The science is settled.
Jonah Lehrer reports on psychological studies, new and old, in The New Yorker's Frontal Cortex:
For more than five decades, Daniel Kahneman, a Nobel Laureate and professor of psychology at Princeton, [...] His disarmingly simple experiments have profoundly changed the way we think about thinking. While philosophers, economists, and social scientists had assumed for centuries that human beings are rational agents—reason was our Promethean gift—Kahneman, the late Amos Tversky, and others, including Shane Frederick (who developed the bat-and-ball question), demonstrated that we’re not nearly as rational as we like to believe.The title of the article is Why Smart People are Stupid.
When people face an uncertain situation, they don’t carefully evaluate the information or look up relevant statistics. Instead, their decisions depend on a long list of mental shortcuts, which often lead them to make foolish decisions. These shortcuts aren’t a faster way of doing the math; they’re a way of skipping the math altogether.

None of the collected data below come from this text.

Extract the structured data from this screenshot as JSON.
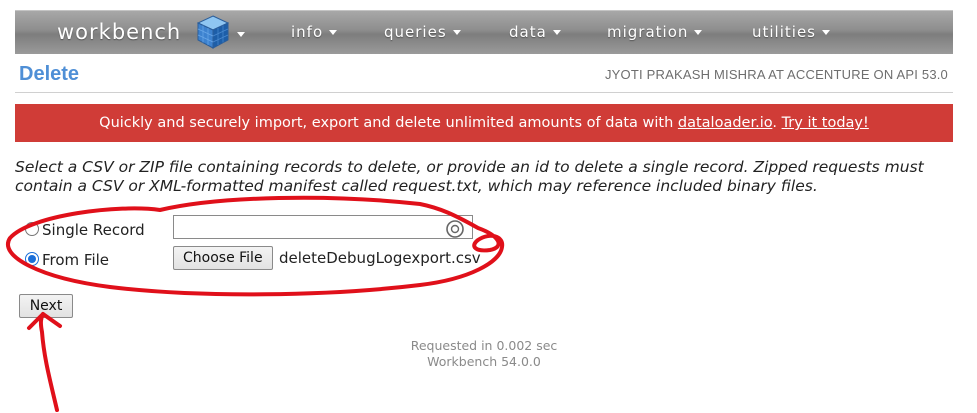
{
  "nav": {
    "logo_text": "workbench",
    "items": [
      {
        "label": "info"
      },
      {
        "label": "queries"
      },
      {
        "label": "data"
      },
      {
        "label": "migration"
      },
      {
        "label": "utilities"
      }
    ]
  },
  "header": {
    "title": "Delete",
    "user_info": "JYOTI PRAKASH MISHRA AT ACCENTURE ON API 53.0"
  },
  "banner": {
    "text_before": "Quickly and securely import, export and delete unlimited amounts of data with ",
    "link_text": "dataloader.io",
    "text_middle": ". ",
    "cta_text": "Try it today!",
    "background_color": "#d03c37"
  },
  "instructions": "Select a CSV or ZIP file containing records to delete, or provide an id to delete a single record. Zipped requests must contain a CSV or XML-formatted manifest called request.txt, which may reference included binary files.",
  "form": {
    "single_record_label": "Single Record",
    "single_record_selected": false,
    "single_record_value": "",
    "from_file_label": "From File",
    "from_file_selected": true,
    "choose_file_label": "Choose File",
    "selected_file_name": "deleteDebugLogexport.csv",
    "next_label": "Next"
  },
  "footer": {
    "request_time": "Requested in 0.002 sec",
    "version": "Workbench 54.0.0"
  },
  "colors": {
    "title_blue": "#4f8fd6",
    "annotation_red": "#e0101a"
  },
  "icons": {
    "logo": "cube-icon",
    "input_overlay": "lifebuoy-icon"
  }
}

A new study in the Journal of Personality and Social Psychology led by Richard West at James Madison University and Keith Stanovich at the University of Toronto suggests that, in many instances, smarter people are more vulnerable to these thinking errors. Although we assume that intelligence is a buffer against bias—that’s why those with higher S.A.T. scores think they are less prone to these universal thinking mistakes—it can actually be a subtle curse.
And here’s the upsetting punch line: intelligence seems to make things worse.

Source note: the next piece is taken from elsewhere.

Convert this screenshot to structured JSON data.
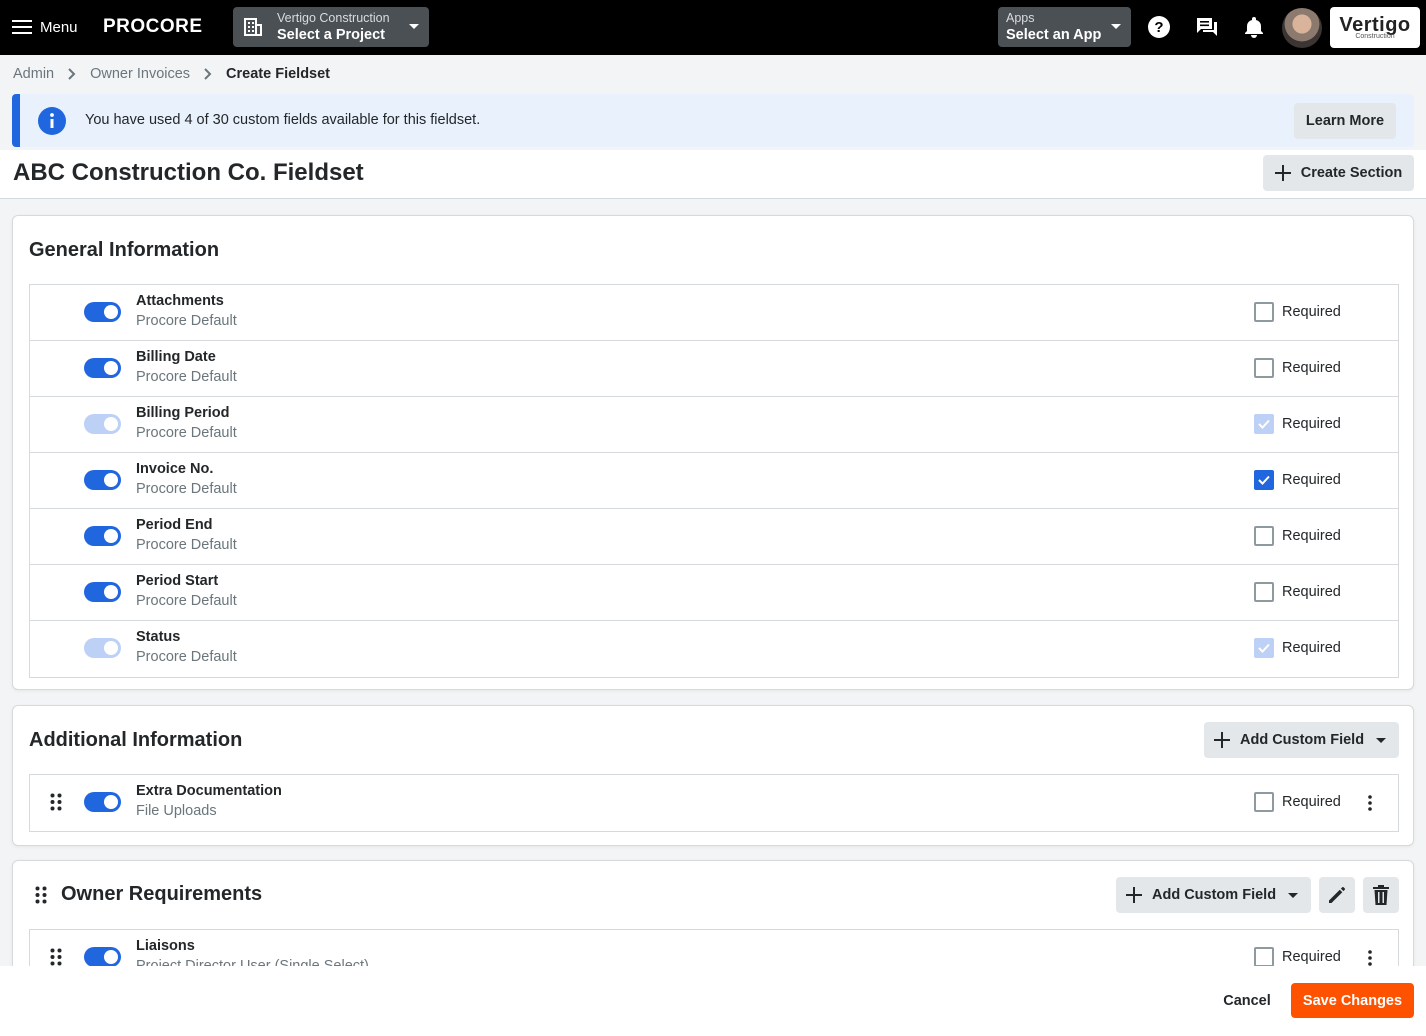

As they report in the paper, all four of the measures showed positive correlations, “indicating that more cognitively sophisticated participants showed larger bias blind spots.”
[...] the driving forces behind biases—the root causes of our irrationality—are largely unconscious, which means they remain invisible to self-analysis and impermeable to intelligence. In fact, introspection can actually compound the error, blinding us to those primal processes responsible for many of our everyday failings.